Collaborative Research: CISE-MSI: DP: CNS: An Edge-Based Approach to Robust Multi-Robot Systems in Dynamic Environments

Award Number: CISE-MSI: 2240517
Duration: September 1, 2022 - August 31, 2025
Award Title: Collaborative Research: CISE-MSI: DP: CNS: An Edge-Based Approach to Robust Multi-Robot Systems in Dynamic Environments
PI: Bin Tang 
 
Activities:
Students Supported by the Project:
  • Justin Ruiz (undergraduate student)
  • Zari Justine Magnaye (undergraduate student)
  • Jessica Gonzalez (undergraduate student)
  • Christopher Gonzalez (graduate student)
  • Ryan Steubs (graduate student)
  • Aaron Malone (undergraduate student)
  • Lynn Gao (PH.D. student at UCR Statistics Deparment)
  • Soham Patil (graduate student)
  • Vincent Mak (graduate student)
Project Objectives:

Multi-robot systems consist of autonomous robots interacting in a shared environment to achieve common goals. They are widely used in real-world application domains such as transportation, disaster management, as well as warehousing and manufacturing. This project develops an efficient, robust, and secure multi-robot system, called EdgeRobot. EdgeRobot establishes an edge computing based architecture and algorithmic framework to facilitate multi-robot collaboration and coordination in dynamic environments. This work provides new model, architecture, and theory for coordinated multi-robot systems.
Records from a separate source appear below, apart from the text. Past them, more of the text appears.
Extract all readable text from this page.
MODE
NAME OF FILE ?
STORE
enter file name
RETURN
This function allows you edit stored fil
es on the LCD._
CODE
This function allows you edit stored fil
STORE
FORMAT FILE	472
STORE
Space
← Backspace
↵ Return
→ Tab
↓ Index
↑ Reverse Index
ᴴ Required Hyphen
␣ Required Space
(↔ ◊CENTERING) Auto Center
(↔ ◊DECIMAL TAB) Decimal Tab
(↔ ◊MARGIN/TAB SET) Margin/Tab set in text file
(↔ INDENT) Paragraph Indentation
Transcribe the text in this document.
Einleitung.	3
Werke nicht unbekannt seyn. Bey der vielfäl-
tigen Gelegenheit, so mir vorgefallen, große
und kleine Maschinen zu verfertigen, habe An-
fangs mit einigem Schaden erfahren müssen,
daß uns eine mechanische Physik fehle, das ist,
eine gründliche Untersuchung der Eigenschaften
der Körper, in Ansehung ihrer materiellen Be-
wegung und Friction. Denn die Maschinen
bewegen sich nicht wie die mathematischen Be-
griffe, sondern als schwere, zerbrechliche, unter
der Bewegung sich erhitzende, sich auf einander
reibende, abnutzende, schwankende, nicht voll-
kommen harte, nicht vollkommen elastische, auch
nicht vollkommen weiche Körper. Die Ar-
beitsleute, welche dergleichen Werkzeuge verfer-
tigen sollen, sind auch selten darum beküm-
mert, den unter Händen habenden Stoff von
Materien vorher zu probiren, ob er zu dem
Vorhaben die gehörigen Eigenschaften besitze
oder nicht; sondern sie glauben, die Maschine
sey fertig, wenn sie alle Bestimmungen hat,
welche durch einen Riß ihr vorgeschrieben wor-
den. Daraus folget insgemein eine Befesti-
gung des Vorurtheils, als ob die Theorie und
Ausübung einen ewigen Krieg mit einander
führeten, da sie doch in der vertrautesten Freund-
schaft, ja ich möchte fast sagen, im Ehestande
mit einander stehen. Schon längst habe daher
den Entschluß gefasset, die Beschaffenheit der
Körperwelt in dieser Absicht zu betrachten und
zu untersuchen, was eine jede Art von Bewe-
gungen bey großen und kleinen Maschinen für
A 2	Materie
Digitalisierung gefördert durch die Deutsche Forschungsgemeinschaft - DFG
In addition, this project builds research capacity, sustainable for training underrepresented students via the partnership of six geographically diverse minority-serving institutions in the United States: the University of North Texas (South), the University of Michigan Flint (North), CUNY-New York City College of Technology (Northeast), George Mason University (East), Arizona State University (Southwest), and California State University Dominguez Hills (West). The cross-institutional collaboration not only boosts research capacity in all six participating institutions but also provides integrative research and education experience to their underrepresented minority students. Ultimately, this project establishes and exemplifies an effective collaboration model for training and educating underrepresented students from geographically diverse minority-serving institutions.

Publications:

  1. Prize-Collecting Traveling Salesman Problem: a Reinforcement Learning Approach [pdf]
    Justin Ruiz, Christopher Gonzalez,Yutian Chen, and Bin Tang
    Proceedings of the IEEE International Conference on Communications (ICC 2023).
  2. Budget-Constrained Traveling Salesman Problem: a Reinforcement Learning Approach [Extended Abstract]
    Jessica Gonzalez, Zari Magnaye, Christopher Gonzalez,Yutian Chen, and Bin Tang
    The 2023 Southern California Robotics Symposium.
Acknowledgement:

This work was supported by the National Science Foundation under Grant No. 2240517.